Hello everyone,
In essence, I am trying to make a massive model comparison job tractable.
I have a model “myModel” that I want to describe some data y. I want the model to behave in a piecewise fashion, changing its behaviour between breakpoints defined in u. However, I do not know in advance how many breakpoints there are (this is part of what I am interested in, as well as their position).
Hence, I have an integer parameter n (the number of breakpoints) that can be any value between 1 and max_n.
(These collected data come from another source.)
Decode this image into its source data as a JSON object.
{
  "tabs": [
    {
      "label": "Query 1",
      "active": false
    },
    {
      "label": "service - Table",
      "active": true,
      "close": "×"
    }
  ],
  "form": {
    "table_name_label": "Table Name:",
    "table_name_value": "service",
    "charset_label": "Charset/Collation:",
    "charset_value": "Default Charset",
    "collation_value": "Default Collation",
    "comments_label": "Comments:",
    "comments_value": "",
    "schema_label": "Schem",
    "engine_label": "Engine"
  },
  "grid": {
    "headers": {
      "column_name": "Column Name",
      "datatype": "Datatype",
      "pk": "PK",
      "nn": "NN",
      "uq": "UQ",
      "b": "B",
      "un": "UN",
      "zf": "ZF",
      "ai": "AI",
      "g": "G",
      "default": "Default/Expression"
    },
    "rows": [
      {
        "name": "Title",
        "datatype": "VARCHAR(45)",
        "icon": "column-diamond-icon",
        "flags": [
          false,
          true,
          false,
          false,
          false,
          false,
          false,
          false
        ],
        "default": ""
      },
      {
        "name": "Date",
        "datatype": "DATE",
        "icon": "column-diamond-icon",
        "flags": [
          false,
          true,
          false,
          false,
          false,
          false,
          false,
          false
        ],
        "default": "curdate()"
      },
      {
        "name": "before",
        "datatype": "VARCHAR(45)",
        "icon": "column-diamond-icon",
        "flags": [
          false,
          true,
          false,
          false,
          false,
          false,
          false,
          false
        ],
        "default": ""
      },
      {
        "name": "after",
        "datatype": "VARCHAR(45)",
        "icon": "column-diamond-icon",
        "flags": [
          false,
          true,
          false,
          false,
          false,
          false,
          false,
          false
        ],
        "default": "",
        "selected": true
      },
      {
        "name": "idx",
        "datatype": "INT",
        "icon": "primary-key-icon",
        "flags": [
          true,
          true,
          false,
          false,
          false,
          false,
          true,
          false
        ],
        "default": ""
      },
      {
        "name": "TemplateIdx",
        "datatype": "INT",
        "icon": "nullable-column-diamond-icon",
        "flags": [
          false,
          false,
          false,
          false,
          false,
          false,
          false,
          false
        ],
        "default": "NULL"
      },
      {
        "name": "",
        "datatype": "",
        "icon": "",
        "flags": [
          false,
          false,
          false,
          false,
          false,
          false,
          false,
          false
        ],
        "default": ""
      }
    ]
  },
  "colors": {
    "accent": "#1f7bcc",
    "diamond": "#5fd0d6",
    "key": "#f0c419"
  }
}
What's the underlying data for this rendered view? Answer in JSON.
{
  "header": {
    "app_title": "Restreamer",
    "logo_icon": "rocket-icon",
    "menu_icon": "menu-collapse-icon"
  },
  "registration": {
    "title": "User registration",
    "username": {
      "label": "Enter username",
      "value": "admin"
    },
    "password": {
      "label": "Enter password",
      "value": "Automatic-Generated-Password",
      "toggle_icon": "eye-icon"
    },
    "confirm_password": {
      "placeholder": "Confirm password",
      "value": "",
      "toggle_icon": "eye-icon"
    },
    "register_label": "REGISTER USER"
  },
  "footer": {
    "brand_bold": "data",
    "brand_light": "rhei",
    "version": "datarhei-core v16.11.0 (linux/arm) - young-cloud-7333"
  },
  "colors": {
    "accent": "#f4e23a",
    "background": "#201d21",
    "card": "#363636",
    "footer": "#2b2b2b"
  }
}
As n is the number of breakpoints the value of the breakpoints in u are only relevant if they are the first n values.
As n is an integer it has to be marginalized out, hence the sum over the log_likelihoods.
My question is whether this is a valid way of having the values of u conditionally used (based on n) or if this is going to cause havoc with sampling and convergence because the values of u at indexes lower than n are not going to have any impact on the likelihood yet they have been sampled.
data {
int<lower=1> max_n; // Maximum possible value of n
int<lower=1> n_data; // Number of data points
vector[n_data] y; // Observed data
}
parameters {
vector[max_n] u; // Independent uniform samples for the maximum n
vector[max_n] full_vector;
}
transformed parameters {
real log_lik[max_n]; // Log-likelihood for each possible n
for (int n = 1; n <= max_n; n++) {
for (int i = 1:n_max) {
if (i <= n) {
full_vector[i] = u[i];
} else {
full_vector[i] = 301; // Placeholder for infinity
}
}
// Compute likelihood given the data and full_vector
// Normal likelihood with mean as that is my model that takes vector u
log_lik[n] = 0; // Reset
for (int i = 1:n_data; i++) {
log_lik[n] += normal_lpdf(y[i] | myModel(u), sigma); // Example likelihood
}
}
}
model {
// Uniform prior on the parameters u
u ~ uniform(0, 1);
sigma ~ uniform(0, 10)
// Marginalize over all possible n values using the likelihood
target += log_sum_exp(log_lik);
}